The portal is still open, and they are paying past rent due. Weekly outdoor popup events are being hosted for residents who need help accessing the online portal, by appointment only.
“Which means no crowds and everyone is wearing a mask, and is especially a help for those who do not have access to computers at home,” Madden said.
Landlords must also submit their documentation. One concern around the process is that it sometimes takes multiple attempts to get landlords and tenants to submit the actual documents needed for their case.
For now, and until they have spent all the state and federal funds, help is available. She said that additional funds could be allocated from other jurisdictions over what they have been granted because they have been diligent in meeting their deadline for the percentages, but that is not guaranteed.
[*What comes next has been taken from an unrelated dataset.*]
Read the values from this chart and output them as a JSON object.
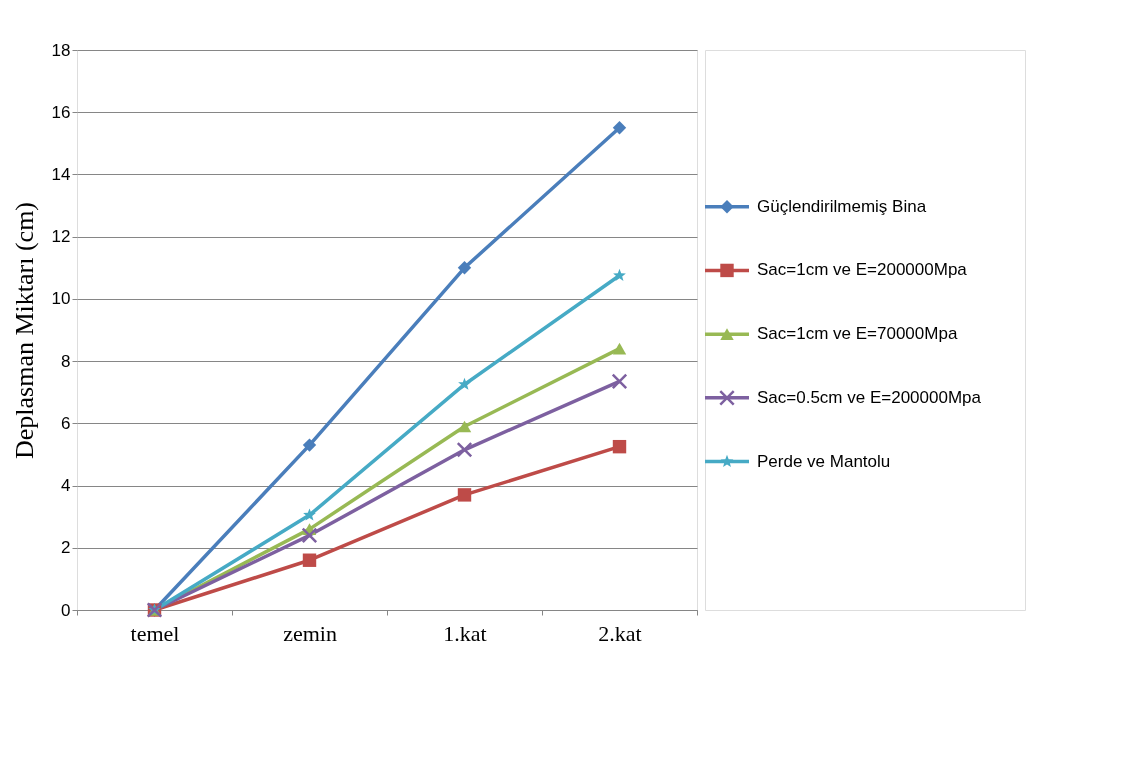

“You’re supposed to spend for certain percentages of the funds by the deadline or you can lose the funds, or if you’re not able to figure out how to do it they take the money back,” she said, but added, “there’s no chance of [it going back]. We’re spending it as quickly as we can for qualified applicants”
Most importantly, she said that renters need to know for emergency rental assistance, they must respond promptly to any emails, calls, or texts regarding follow-up on their case or incomplete documents.
“We’re required by our state and federal funding sources to determine whether or not the household is eligible.”
Landlords and tenants can still apply for assistance, and those in arrears or past rent owed are prioritized.
She said that landlords are desperate for their tenants to follow up so they can get paid and continue paying on their mortgages. Applicants must provide income documentation, a signed rental agreement, and the renters have to turn in that information to qualify for help.
“They have to provide income documentation, and proof of COVID- related economic impact, like a layoff notice,” she said. “We can’t payout on the claim on the request unless they have a qualified case.”